In a nutshell:
Maggot larvae of tiny true flies; common greenhouse pest of many plants; soft tissue feeder—lives and tunnels inside the leaf structure; leaves meandering silvery squiggles on the leaf surface; adult flies also “bleed” sap by making small cuts in the leaf surface to feed.
What are leaf miners?
Leaf miners, collectively, are the larvae of a group of small, true flies (of the order Diptera, like house flies and fruit flies). They are a common pest in temperate regions like Canada, especially in greenhouses. The larvae tunnel inside leaves (leaving behind “mine” tunnels, hence the name “leaf miner”). They’re relatively well-protected living inside the leaf itself, where they feed on its soft inner tissues.
What kinds of plants do they attack?
A huge variety of vegetables, fruits and ornamental plants can be host to a leaf miner infestation.
What do they look like?
Adult leafminer flies are very small (only a few millimeters in size), and they’re yellow and black in colour. The female fly cuts a tiny hole in the leaf of the host plant and lays an egg inside. The larva that hatches is a small (3 mm long), white or greenish-yellow, translucent maggot. It begins to feed on the leaf immediately, consuming the soft inner tissues while leaving the outer layers intact. When the larva is ready to pupate, it cuts an exit hole in the surface of the leaf and drops out onto the ground. It then either burrows into the soil or finds shelter in a crack or crevice and transforms into a small pupa, which can range from light yellow to black in colour. Sometimes pupae can be observed still hanging from the underside of leaves.

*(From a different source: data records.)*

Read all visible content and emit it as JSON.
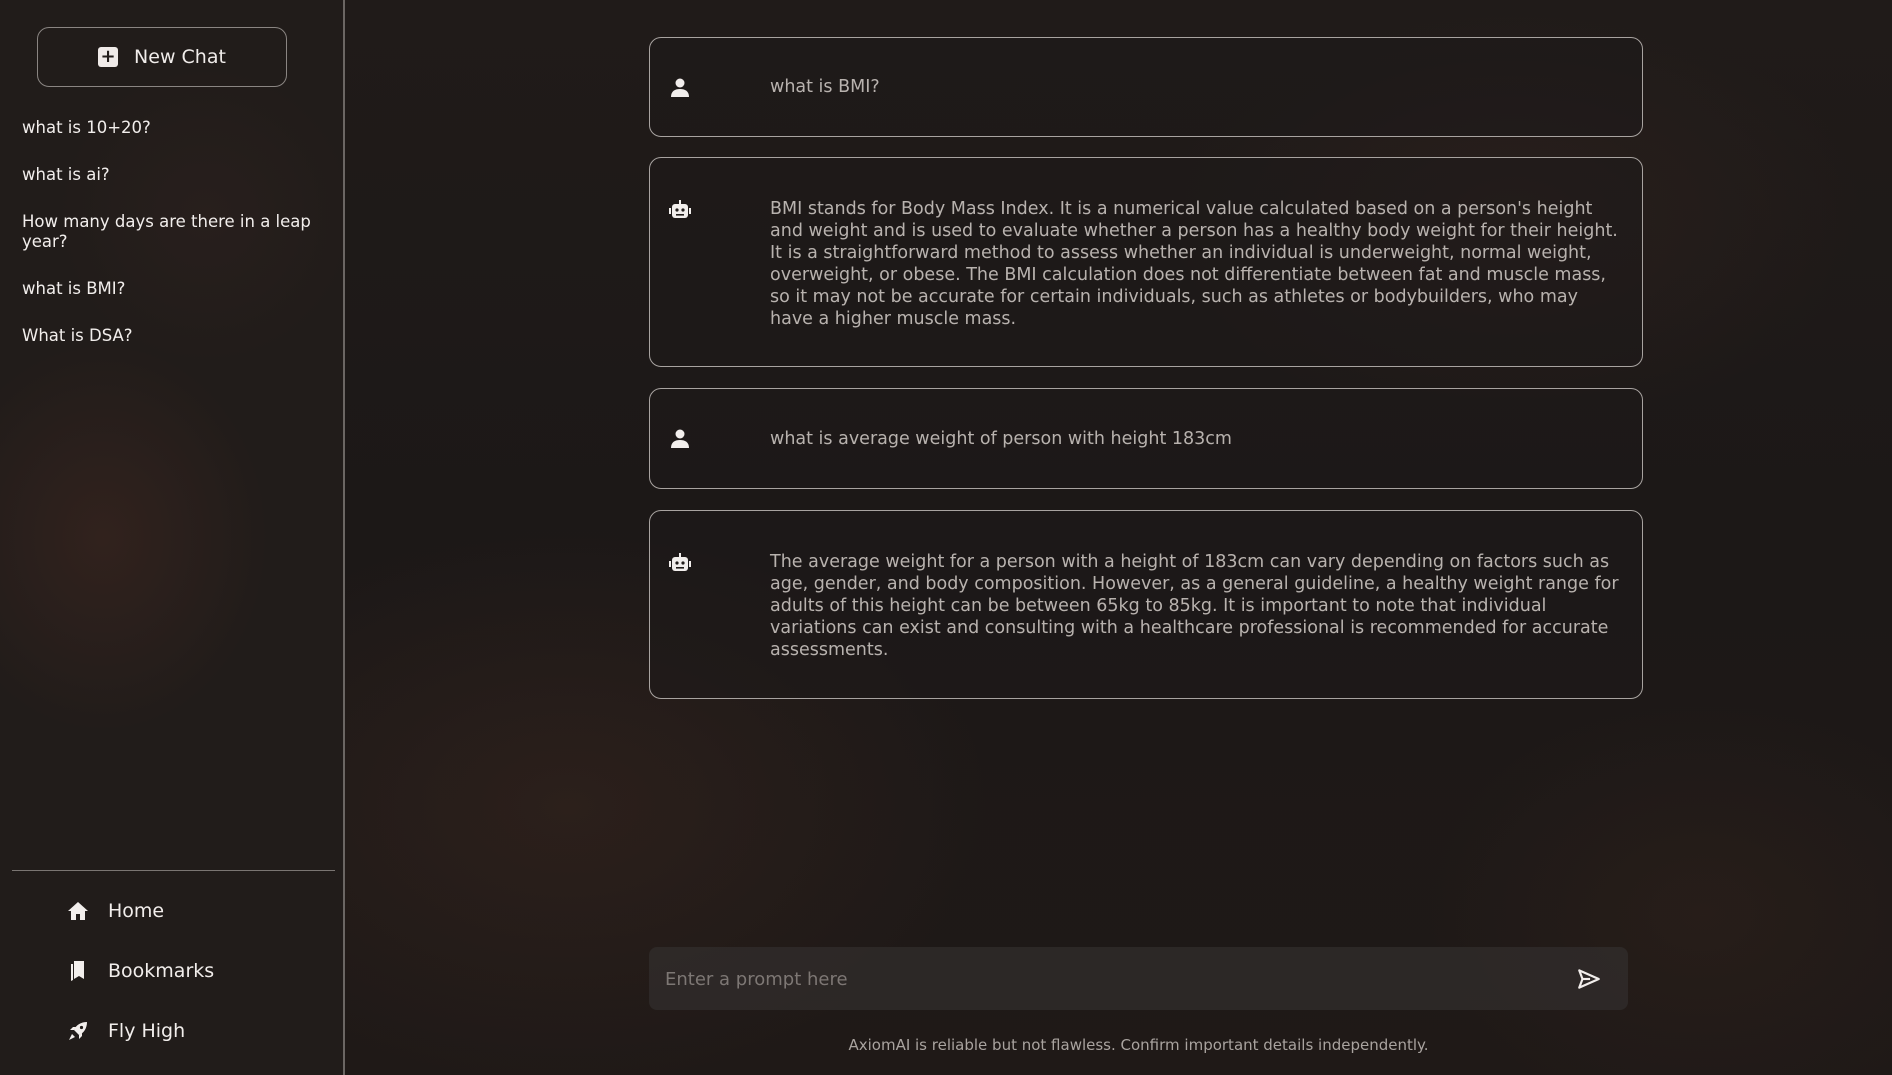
{
  "sidebar": {
    "new_chat_label": "New Chat",
    "history": [
      "what is 10+20?",
      "what is ai?",
      "How many days are there in a leap year?",
      "what is BMI?",
      "What is DSA?"
    ],
    "nav": {
      "home": "Home",
      "bookmarks": "Bookmarks",
      "fly_high": "Fly High"
    }
  },
  "messages": [
    {
      "role": "user",
      "icon": "user-icon",
      "text": "what is BMI?"
    },
    {
      "role": "bot",
      "icon": "robot-icon",
      "text": "BMI stands for Body Mass Index. It is a numerical value calculated based on a person's height and weight and is used to evaluate whether a person has a healthy body weight for their height. It is a straightforward method to assess whether an individual is underweight, normal weight, overweight, or obese. The BMI calculation does not differentiate between fat and muscle mass, so it may not be accurate for certain individuals, such as athletes or bodybuilders, who may have a higher muscle mass."
    },
    {
      "role": "user",
      "icon": "user-icon",
      "text": "what is average weight of person with height 183cm"
    },
    {
      "role": "bot",
      "icon": "robot-icon",
      "text": "The average weight for a person with a height of 183cm can vary depending on factors such as age, gender, and body composition. However, as a general guideline, a healthy weight range for adults of this height can be between 65kg to 85kg. It is important to note that individual variations can exist and consulting with a healthcare professional is recommended for accurate assessments."
    }
  ],
  "prompt": {
    "placeholder": "Enter a prompt here",
    "value": ""
  },
  "disclaimer": "AxiomAI is reliable but not flawless. Confirm important details independently."
}
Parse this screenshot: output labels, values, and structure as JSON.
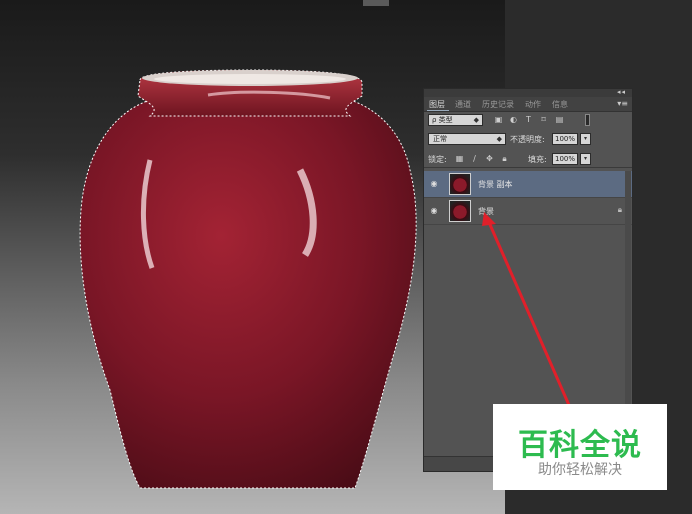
{
  "panel": {
    "collapse_label": "◂◂",
    "close_label": "×",
    "menu_label": "▾≡",
    "tabs": [
      "图层",
      "通道",
      "历史记录",
      "动作",
      "信息"
    ],
    "filter": {
      "kind_label": "ρ 类型",
      "icons": [
        "image-filter-icon",
        "adjustment-filter-icon",
        "type-filter-icon",
        "shape-filter-icon",
        "smart-object-filter-icon"
      ]
    },
    "blend": {
      "mode": "正常",
      "opacity_label": "不透明度:",
      "opacity_value": "100%"
    },
    "lock": {
      "label": "锁定:",
      "fill_label": "填充:",
      "fill_value": "100%"
    },
    "layers": [
      {
        "name": "背景 副本",
        "selected": true,
        "visible": true,
        "locked": false
      },
      {
        "name": "背景",
        "selected": false,
        "visible": true,
        "locked": true
      }
    ]
  },
  "watermark": {
    "title": "百科全说",
    "subtitle": "助你轻松解决",
    "title_color": "#2dbb4f"
  },
  "colors": {
    "selected_layer": "#5c6b82",
    "panel_bg": "#535353",
    "vase": "#8b1a2a",
    "arrow": "#e0202a"
  }
}
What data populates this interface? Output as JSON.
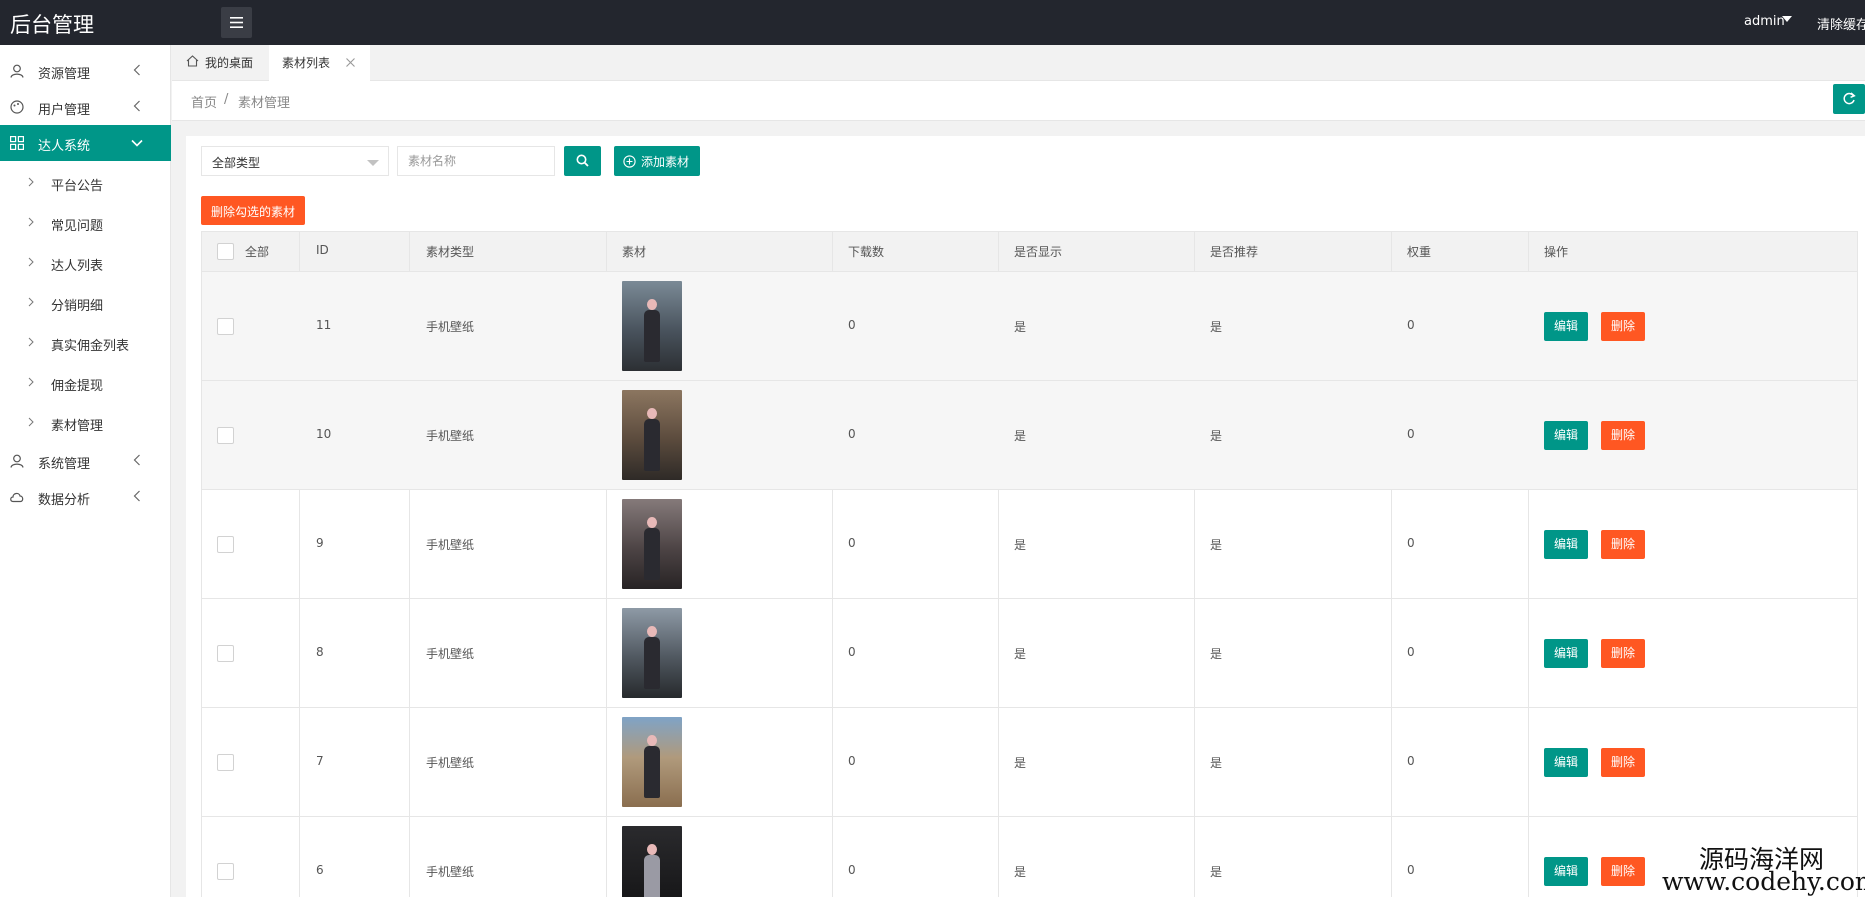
{
  "header": {
    "title": "后台管理",
    "user": "admin",
    "clear_cache": "清除缓存"
  },
  "sidebar": {
    "items": [
      {
        "label": "资源管理",
        "icon": "user-icon"
      },
      {
        "label": "用户管理",
        "icon": "palette-icon"
      },
      {
        "label": "达人系统",
        "icon": "grid-icon",
        "active": true
      },
      {
        "label": "系统管理",
        "icon": "user-icon"
      },
      {
        "label": "数据分析",
        "icon": "cloud-icon"
      }
    ],
    "subitems": [
      "平台公告",
      "常见问题",
      "达人列表",
      "分销明细",
      "真实佣金列表",
      "佣金提现",
      "素材管理"
    ]
  },
  "tabs": {
    "home": "我的桌面",
    "current": "素材列表"
  },
  "breadcrumb": {
    "home": "首页",
    "sep": "/",
    "current": "素材管理"
  },
  "filters": {
    "type_selected": "全部类型",
    "name_placeholder": "素材名称",
    "add_label": "添加素材",
    "delete_selected_label": "删除勾选的素材"
  },
  "table": {
    "headers": {
      "all": "全部",
      "id": "ID",
      "type": "素材类型",
      "material": "素材",
      "downloads": "下载数",
      "show": "是否显示",
      "recommend": "是否推荐",
      "weight": "权重",
      "actions": "操作"
    },
    "edit_label": "编辑",
    "delete_label": "删除",
    "rows": [
      {
        "id": "11",
        "type": "手机壁纸",
        "downloads": "0",
        "show": "是",
        "recommend": "是",
        "weight": "0"
      },
      {
        "id": "10",
        "type": "手机壁纸",
        "downloads": "0",
        "show": "是",
        "recommend": "是",
        "weight": "0"
      },
      {
        "id": "9",
        "type": "手机壁纸",
        "downloads": "0",
        "show": "是",
        "recommend": "是",
        "weight": "0"
      },
      {
        "id": "8",
        "type": "手机壁纸",
        "downloads": "0",
        "show": "是",
        "recommend": "是",
        "weight": "0"
      },
      {
        "id": "7",
        "type": "手机壁纸",
        "downloads": "0",
        "show": "是",
        "recommend": "是",
        "weight": "0"
      },
      {
        "id": "6",
        "type": "手机壁纸",
        "downloads": "0",
        "show": "是",
        "recommend": "是",
        "weight": "0"
      }
    ]
  },
  "watermark": {
    "line1": "源码海洋网",
    "line2": "www.codehy.com"
  },
  "colors": {
    "primary": "#009688",
    "danger": "#ff5722",
    "topbar": "#23262e"
  }
}
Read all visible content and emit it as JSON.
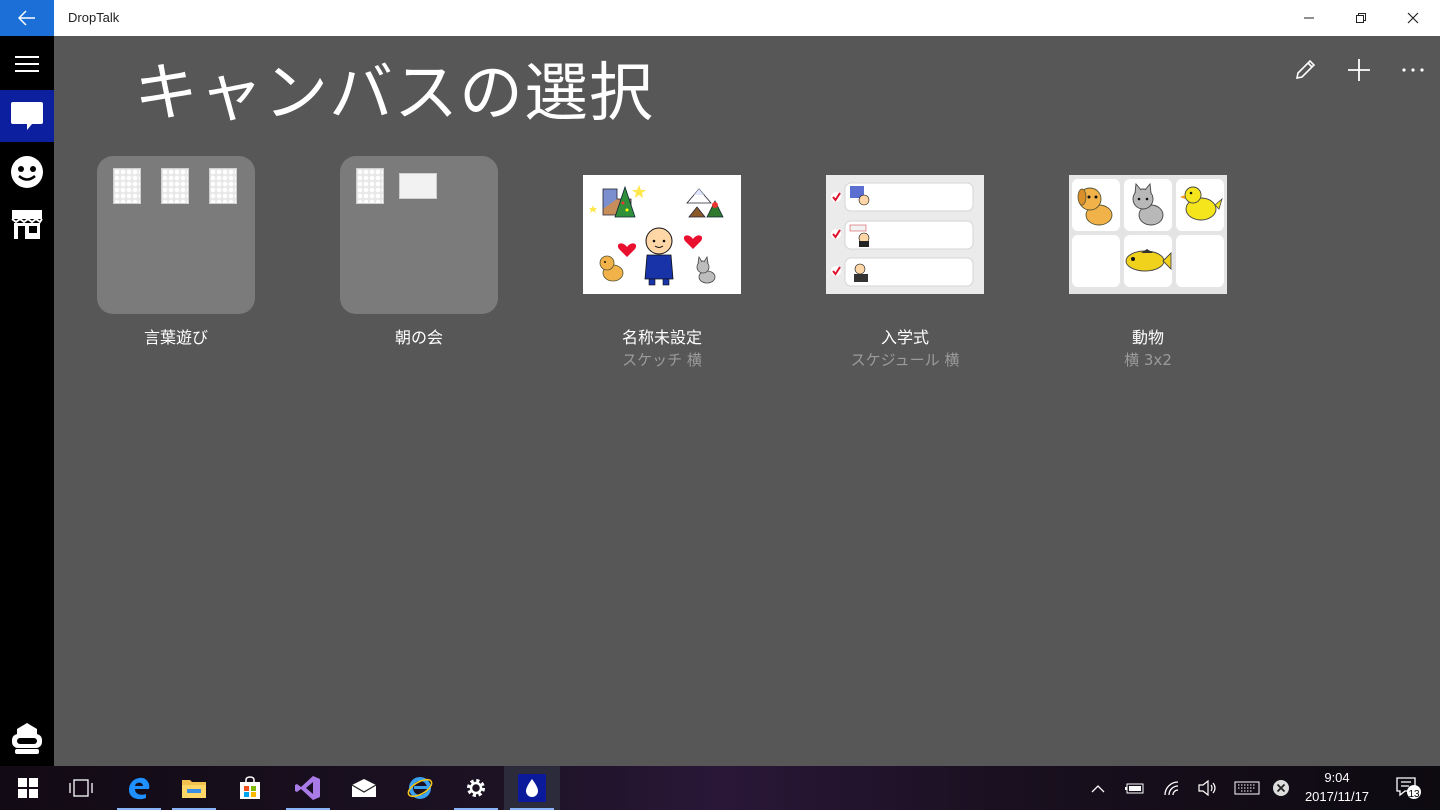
{
  "app": {
    "title": "DropTalk"
  },
  "page": {
    "title": "キャンバスの選択"
  },
  "tiles": [
    {
      "label": "言葉遊び",
      "sub": ""
    },
    {
      "label": "朝の会",
      "sub": ""
    },
    {
      "label": "名称未設定",
      "sub": "スケッチ 横"
    },
    {
      "label": "入学式",
      "sub": "スケジュール 横"
    },
    {
      "label": "動物",
      "sub": "横 3x2"
    }
  ],
  "taskbar": {
    "time": "9:04",
    "date": "2017/11/17",
    "notification_count": "13"
  },
  "colors": {
    "accent": "#1b6fd6",
    "sidebar_active": "#0c1f9e",
    "background": "#575757",
    "folder": "#7b7b7b"
  }
}
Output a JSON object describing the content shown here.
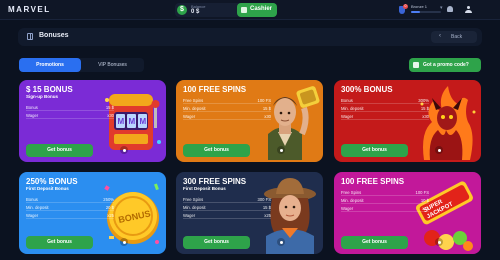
{
  "header": {
    "logo": "MARVEL",
    "balance_label": "Balance",
    "balance_value": "0 $",
    "cashier_label": "Cashier",
    "notifications_count": "0",
    "level_label": "Bronze 1",
    "level_progress": 0.3
  },
  "page": {
    "title": "Bonuses",
    "back_label": "Back"
  },
  "tabs": [
    {
      "label": "Promotions",
      "active": true
    },
    {
      "label": "VIP Bonuses",
      "active": false
    }
  ],
  "promo_button_label": "Got a promo code?",
  "cards": [
    {
      "title": "$ 15 BONUS",
      "subtitle": "Sign-up Bonus",
      "rows": [
        {
          "k": "Bonus",
          "v": "15 $"
        },
        {
          "k": "Wager",
          "v": "x30"
        }
      ],
      "button": "Get bonus",
      "bg": "#7b2bd6",
      "art": "slot-machine"
    },
    {
      "title": "100 FREE SPINS",
      "subtitle": "",
      "rows": [
        {
          "k": "Free Spins",
          "v": "100 FS"
        },
        {
          "k": "Min. deposit",
          "v": "15 $"
        },
        {
          "k": "Wager",
          "v": "x30"
        }
      ],
      "button": "Get bonus",
      "bg": "#e07a15",
      "art": "adventurer-man"
    },
    {
      "title": "300% BONUS",
      "subtitle": "",
      "rows": [
        {
          "k": "Bonus",
          "v": "300%"
        },
        {
          "k": "Min. deposit",
          "v": "15 $"
        },
        {
          "k": "Wager",
          "v": "x30"
        }
      ],
      "button": "Get bonus",
      "bg": "#c41a1a",
      "art": "fire-demon"
    },
    {
      "title": "250% BONUS",
      "subtitle": "First Deposit Bonus",
      "rows": [
        {
          "k": "Bonus",
          "v": "250%"
        },
        {
          "k": "Min. deposit",
          "v": "20 $"
        },
        {
          "k": "Wager",
          "v": "x25"
        }
      ],
      "button": "Get bonus",
      "bg": "#2b8ef0",
      "art": "gold-coin"
    },
    {
      "title": "300 FREE SPINS",
      "subtitle": "First Deposit Bonus",
      "rows": [
        {
          "k": "Free Spins",
          "v": "300 FS"
        },
        {
          "k": "Min. deposit",
          "v": "15 $"
        },
        {
          "k": "Wager",
          "v": "x25"
        }
      ],
      "button": "Get bonus",
      "bg": "#1f2d4d",
      "art": "adventurer-woman"
    },
    {
      "title": "100 FREE SPINS",
      "subtitle": "",
      "rows": [
        {
          "k": "Free Spins",
          "v": "100 FS"
        },
        {
          "k": "Min. deposit",
          "v": "10 $"
        },
        {
          "k": "Wager",
          "v": "x25"
        }
      ],
      "button": "Get bonus",
      "bg": "#c2189a",
      "art": "super-jackpot"
    }
  ],
  "colors": {
    "background": "#0b1220",
    "accent_green": "#2ea34a",
    "accent_blue": "#2a6ff0"
  }
}
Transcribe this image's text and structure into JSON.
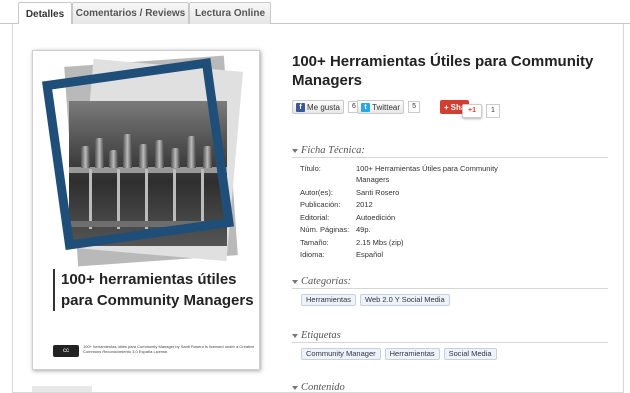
{
  "tabs": [
    "Detalles",
    "Comentarios / Reviews",
    "Lectura Online"
  ],
  "book": {
    "title": "100+ Herramientas Útiles para Community Managers",
    "cover_title": "100+ herramientas útiles para Community Managers",
    "cover_license": "100+ herramientas útiles para Community Manager by Santi Rosero is licensed under a Creative Commons Reconocimiento 3.0 España License."
  },
  "social": {
    "facebook_label": "Me gusta",
    "facebook_count": "6",
    "twitter_label": "Twittear",
    "twitter_count": "5",
    "share_label": "Sha",
    "gplus_label": "+1",
    "gplus_count": "1"
  },
  "sections": {
    "ficha": "Ficha Técnica:",
    "categorias": "Categorías:",
    "etiquetas": "Etiquetas",
    "contenido": "Contenido"
  },
  "specs": [
    {
      "label": "Título:",
      "value": "100+ Herramientas Útiles para Community Managers"
    },
    {
      "label": "Autor(es):",
      "value": "Santi Rosero"
    },
    {
      "label": "Publicación:",
      "value": "2012"
    },
    {
      "label": "Editorial:",
      "value": "Autoedición"
    },
    {
      "label": "Núm. Páginas:",
      "value": "49p."
    },
    {
      "label": "Tamaño:",
      "value": "2.15 Mbs (zip)"
    },
    {
      "label": "Idioma:",
      "value": "Español"
    }
  ],
  "categories": [
    "Herramientas",
    "Web 2.0 Y Social Media"
  ],
  "tags": [
    "Community Manager",
    "Herramientas",
    "Social Media"
  ],
  "colors": {
    "frame_blue": "#1f4e79",
    "facebook_blue": "#3b5998",
    "twitter_blue": "#2aa9e0",
    "share_red": "#d23f31"
  }
}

How do I know if my plants are under attack?
Larval tunneling creates the insect’s characteristic “leaf mines”; the larger the leaf miner, the wider the tunnel. The tunnels, themselves, appear as meandering whitish, silvery squiggles on the leaf surface. Sometimes leaf miner feces (frass) can be seen through the translucent tunnel walls as trails of tiny black spots.
The damaged caused by the tunnelling leaf miner can also cause the affected leaf to dry up and fall off. The loss of leaves causes cosmetic damage in ornamentals and reduces vegetable and fruit yield.
Adult leafminer flies also feed on host plant leaves by cutting tiny slits from which they drink the sap. These feeding spots can act as entry points for the transmission of bacterial and fungal disease and, in large numbers, the holes can damage the leaf.